F&W Star Chef
Matt Accarrino, chef at San Francisco’s phenomenal SPQR and co-author of the cookbook SPQR: Modern Italian Food and Wine talks to Food & Wine about his most requested recipe, why peeling fava beans is so important and the magic of xanthan gum.
What’s your most requested recipe?
That’s hard to say, because I’m one of those chefs who tries to defy having a signature dish. But I do a smoked fettuccini with bacon, sea urchin and quail eggs that’s very popular. The recipe is now in the cookbook; the fettuccini is smoked because I smoke the flour. I think it feels familiar to people because it reminds them of a carbonara, but the reality is, the sauce isn’t bound together by eggs—the quail egg is a garnish. The real binding is the sea urchin.
What’s your favorite cookbook of all time?
Probably Thomas Keller’s The French Laundry Cookbook. It came out in 1999, at the earlier part of my career, and it inspired me again when I put my own book together. When I went through it as a cook, I found so much information tucked into the recipes and headnotes, little techniques like peeling the favas before you blanch them, which I still do to this day. I was also cooking with people who had worked at the French Laundry, people who wore the blue apron, and I had heard of the French Laundry but had never been, so that blue apron became like the mark of Thomas, I was so curious about what went on there. People who trained me had told me to peel favas, but no one had ever explained why. In the book he explained that the peel traps gases that will brown the beans when they’re cooked, so peeling them helps them stay greener. Little things like that, from this absolute perfectionist who takes everything to the thousandth degree, all helped shape how I cook today. When I worked on our SPQR book, I wanted to get as many explanations behind our techniques into the recipes and headnotes as I could.
What’s one technique everyone should know?

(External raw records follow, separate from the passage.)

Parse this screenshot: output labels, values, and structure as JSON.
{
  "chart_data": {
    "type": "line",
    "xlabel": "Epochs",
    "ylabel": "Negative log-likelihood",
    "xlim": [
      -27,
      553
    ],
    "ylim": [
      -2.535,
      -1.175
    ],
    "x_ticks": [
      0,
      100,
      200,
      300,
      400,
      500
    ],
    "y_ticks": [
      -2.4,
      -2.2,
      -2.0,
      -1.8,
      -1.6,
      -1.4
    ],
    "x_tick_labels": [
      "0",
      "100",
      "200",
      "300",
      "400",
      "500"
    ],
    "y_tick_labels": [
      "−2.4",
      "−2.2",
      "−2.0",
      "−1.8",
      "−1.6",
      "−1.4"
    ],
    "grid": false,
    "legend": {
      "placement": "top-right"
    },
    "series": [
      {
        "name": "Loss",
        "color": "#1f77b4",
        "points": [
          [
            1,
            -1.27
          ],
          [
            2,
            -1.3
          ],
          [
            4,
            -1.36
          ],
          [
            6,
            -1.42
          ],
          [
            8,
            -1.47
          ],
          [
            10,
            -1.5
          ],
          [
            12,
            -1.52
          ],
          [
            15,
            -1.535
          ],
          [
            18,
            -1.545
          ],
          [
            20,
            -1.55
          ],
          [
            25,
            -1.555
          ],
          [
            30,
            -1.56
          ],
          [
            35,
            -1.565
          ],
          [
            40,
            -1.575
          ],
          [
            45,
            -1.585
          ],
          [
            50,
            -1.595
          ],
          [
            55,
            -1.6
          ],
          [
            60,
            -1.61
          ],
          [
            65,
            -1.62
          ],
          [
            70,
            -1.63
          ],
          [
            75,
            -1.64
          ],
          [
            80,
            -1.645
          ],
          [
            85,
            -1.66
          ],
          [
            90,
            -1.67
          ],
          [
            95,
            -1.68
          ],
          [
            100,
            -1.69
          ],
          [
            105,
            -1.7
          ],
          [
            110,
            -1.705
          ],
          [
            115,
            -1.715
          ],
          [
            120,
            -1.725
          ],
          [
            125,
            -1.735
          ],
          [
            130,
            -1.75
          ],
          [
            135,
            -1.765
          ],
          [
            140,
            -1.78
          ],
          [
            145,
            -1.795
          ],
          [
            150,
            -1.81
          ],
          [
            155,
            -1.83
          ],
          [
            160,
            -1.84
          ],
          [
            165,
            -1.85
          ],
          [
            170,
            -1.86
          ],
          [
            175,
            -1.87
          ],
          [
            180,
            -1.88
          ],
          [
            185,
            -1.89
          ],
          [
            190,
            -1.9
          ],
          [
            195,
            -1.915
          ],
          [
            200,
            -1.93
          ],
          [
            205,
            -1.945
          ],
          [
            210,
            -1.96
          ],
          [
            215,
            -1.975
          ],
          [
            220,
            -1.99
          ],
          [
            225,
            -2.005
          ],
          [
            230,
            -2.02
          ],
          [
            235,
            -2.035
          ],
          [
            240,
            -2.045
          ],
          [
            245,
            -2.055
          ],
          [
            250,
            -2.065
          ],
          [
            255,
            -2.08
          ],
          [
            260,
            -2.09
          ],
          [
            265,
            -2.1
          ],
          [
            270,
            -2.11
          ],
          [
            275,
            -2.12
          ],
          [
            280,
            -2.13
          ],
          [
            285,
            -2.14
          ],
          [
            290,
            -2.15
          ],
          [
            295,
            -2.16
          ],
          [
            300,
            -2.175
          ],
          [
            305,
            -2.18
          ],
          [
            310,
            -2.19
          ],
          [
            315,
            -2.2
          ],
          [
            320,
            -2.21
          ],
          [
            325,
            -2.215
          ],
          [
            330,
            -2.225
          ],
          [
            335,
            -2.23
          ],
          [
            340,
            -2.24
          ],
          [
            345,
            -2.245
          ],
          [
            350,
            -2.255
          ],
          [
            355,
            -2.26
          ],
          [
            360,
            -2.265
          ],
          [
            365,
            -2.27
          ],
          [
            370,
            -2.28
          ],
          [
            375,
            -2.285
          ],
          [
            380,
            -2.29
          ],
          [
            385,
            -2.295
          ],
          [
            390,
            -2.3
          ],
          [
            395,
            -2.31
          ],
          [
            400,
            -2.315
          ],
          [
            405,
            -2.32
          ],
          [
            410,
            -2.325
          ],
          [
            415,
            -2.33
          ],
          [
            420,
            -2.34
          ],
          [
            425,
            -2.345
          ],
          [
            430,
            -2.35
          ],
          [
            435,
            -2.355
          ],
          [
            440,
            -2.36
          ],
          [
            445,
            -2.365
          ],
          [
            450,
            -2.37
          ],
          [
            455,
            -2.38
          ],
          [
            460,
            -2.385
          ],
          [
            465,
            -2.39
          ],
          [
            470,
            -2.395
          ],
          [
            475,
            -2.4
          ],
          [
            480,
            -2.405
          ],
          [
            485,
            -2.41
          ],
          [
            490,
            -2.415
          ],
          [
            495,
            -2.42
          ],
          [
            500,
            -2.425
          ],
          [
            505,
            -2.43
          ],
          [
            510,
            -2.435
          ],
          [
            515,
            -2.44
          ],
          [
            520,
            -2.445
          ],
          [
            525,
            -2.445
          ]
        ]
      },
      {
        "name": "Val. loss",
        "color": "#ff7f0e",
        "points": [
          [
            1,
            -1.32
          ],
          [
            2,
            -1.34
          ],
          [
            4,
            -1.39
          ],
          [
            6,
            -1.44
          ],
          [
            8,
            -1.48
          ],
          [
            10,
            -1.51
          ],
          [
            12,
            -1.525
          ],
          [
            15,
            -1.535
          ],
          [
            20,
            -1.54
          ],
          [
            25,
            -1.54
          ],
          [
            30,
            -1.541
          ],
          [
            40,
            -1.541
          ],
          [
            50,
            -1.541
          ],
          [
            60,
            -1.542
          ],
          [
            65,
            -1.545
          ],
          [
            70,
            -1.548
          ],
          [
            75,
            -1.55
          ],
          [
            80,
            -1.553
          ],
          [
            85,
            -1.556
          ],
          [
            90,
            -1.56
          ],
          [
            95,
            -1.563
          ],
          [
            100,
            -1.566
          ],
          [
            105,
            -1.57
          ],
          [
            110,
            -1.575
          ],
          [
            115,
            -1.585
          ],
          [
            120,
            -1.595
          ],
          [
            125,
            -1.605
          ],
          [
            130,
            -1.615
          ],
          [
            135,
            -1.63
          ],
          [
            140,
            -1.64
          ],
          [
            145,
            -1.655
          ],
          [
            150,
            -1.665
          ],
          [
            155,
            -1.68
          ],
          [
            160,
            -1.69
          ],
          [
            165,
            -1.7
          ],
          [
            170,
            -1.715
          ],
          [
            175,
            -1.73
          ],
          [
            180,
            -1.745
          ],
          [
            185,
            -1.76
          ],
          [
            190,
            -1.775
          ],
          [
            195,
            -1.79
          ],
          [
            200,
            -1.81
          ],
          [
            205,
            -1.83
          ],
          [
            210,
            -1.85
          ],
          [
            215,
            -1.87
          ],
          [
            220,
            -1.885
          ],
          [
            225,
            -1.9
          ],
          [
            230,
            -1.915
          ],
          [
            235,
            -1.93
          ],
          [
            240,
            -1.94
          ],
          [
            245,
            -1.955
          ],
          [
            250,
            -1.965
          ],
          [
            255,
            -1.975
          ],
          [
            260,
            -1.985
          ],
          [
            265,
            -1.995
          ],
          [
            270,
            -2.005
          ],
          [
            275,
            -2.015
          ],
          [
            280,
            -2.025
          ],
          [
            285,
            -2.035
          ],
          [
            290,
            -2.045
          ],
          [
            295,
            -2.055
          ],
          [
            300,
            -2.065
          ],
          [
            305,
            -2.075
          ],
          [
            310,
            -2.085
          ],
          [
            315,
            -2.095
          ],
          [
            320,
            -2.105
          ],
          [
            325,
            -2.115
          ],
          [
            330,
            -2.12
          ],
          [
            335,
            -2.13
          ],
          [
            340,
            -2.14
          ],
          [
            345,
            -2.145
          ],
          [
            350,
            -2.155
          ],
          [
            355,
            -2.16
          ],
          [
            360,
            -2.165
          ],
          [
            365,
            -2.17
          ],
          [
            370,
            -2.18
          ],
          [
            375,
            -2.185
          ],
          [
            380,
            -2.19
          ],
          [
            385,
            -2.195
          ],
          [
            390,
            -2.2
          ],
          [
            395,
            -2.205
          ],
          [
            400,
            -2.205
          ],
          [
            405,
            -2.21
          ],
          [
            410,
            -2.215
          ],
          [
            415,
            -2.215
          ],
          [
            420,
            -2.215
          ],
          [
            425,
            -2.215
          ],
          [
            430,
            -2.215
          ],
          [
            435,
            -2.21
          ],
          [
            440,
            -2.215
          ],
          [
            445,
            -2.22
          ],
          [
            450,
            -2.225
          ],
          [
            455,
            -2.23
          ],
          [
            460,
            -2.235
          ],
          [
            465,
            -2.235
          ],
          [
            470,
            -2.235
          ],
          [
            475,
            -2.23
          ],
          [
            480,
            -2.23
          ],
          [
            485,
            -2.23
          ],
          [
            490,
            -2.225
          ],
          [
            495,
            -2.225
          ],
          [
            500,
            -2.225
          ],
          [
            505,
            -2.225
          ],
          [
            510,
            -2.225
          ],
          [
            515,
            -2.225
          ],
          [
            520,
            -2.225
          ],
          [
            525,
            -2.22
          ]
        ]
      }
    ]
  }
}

How to use xanthan gum. It can add viscosity to just about anything that has water in it, without requiring any heat. It doesn’t taste like anything, either—it’s pretty magical. And it’s inexpensive. Asian markets tend to have it or you can find it easily online. It will thicken up a vinaigrette so that you don’t have to add as much oil. You usually mix it in with a blender, by adding it to the water-based parts of your sauce or vinaigrette (to thicken a vinaigrette, I would add the xanthan gum to the vinegar before adding the oil). You can also mix it in with a whisk, you just have to be careful you don’t clump it up. It’s something you literally use by the pinch. So if I wanted a cup of dressing, I’d blend a pinch of xanthan gum into about 1/3 cup of vinegar. But it can thicken anything. You can turn fresh cucumber juice or watermelon juice into a beautiful sauce without having to heat it.
Can you share a great entertaining tip?
Sometimes at dinner parties hosts stress out about plating their food. But a home is not a restaurant, so don’t treat it like one. Keep things simple by making family-style dishes and desserts that can be served straight from the oven, so you’re not stuck in the kitchen plating 15 desserts.
What are your top don’t-miss places on a trip to San Francisco?
- The Ferry Building Farmers’ Market. I love the cheeses at Andante Dairy; the owner and cheesemaker, Soyoung Scanlan, distributes them directly to chef customers, but they’re always the best when you get them right from her at the market.
- Muir Woods, just north of the city, is home to old-growth redwoods. It’s such a cool, tranquil place, I love to bring friends there from out of town. They have this wooden walking path through the trees; I always find that when I walk there, I tend to get wrapped into a good conversation about something. It’s so relaxing, it’s a great place to catch up with people. And it’s shady and cool.
- I love taking people up to the Napa Valley. I wouldn’t say to any particular tasting rooms because there are so many, but I just love the feel of going through the area. There are a lot of great restaurants: Redd Wood is a cool, low-key place where the food’s casual but so good, and made with great ingredients. I just found another little hidden gem of a restaurant in not-far Sonoma Valley called The Glen Ellen Star, owned by a husband and wife. The husband used to work for Thomas Keller, and in New York, too. He does great things with a wood-fired oven, particularly his vegetables.
- It’s nice to have a place to gather with friends for drinks. The bar program at Aziza is amazing. You talk about artisanal cocktails, Farnoush Deylamian has got all kinds of creative stuff going on. And Mourad Lahlou’s food is spectacular, too, so that’s a great place to go in terms of something completely unique. Bar Agricole is another inventive cocktail bar, with plenty of room for people to gather. Both of those places are fun.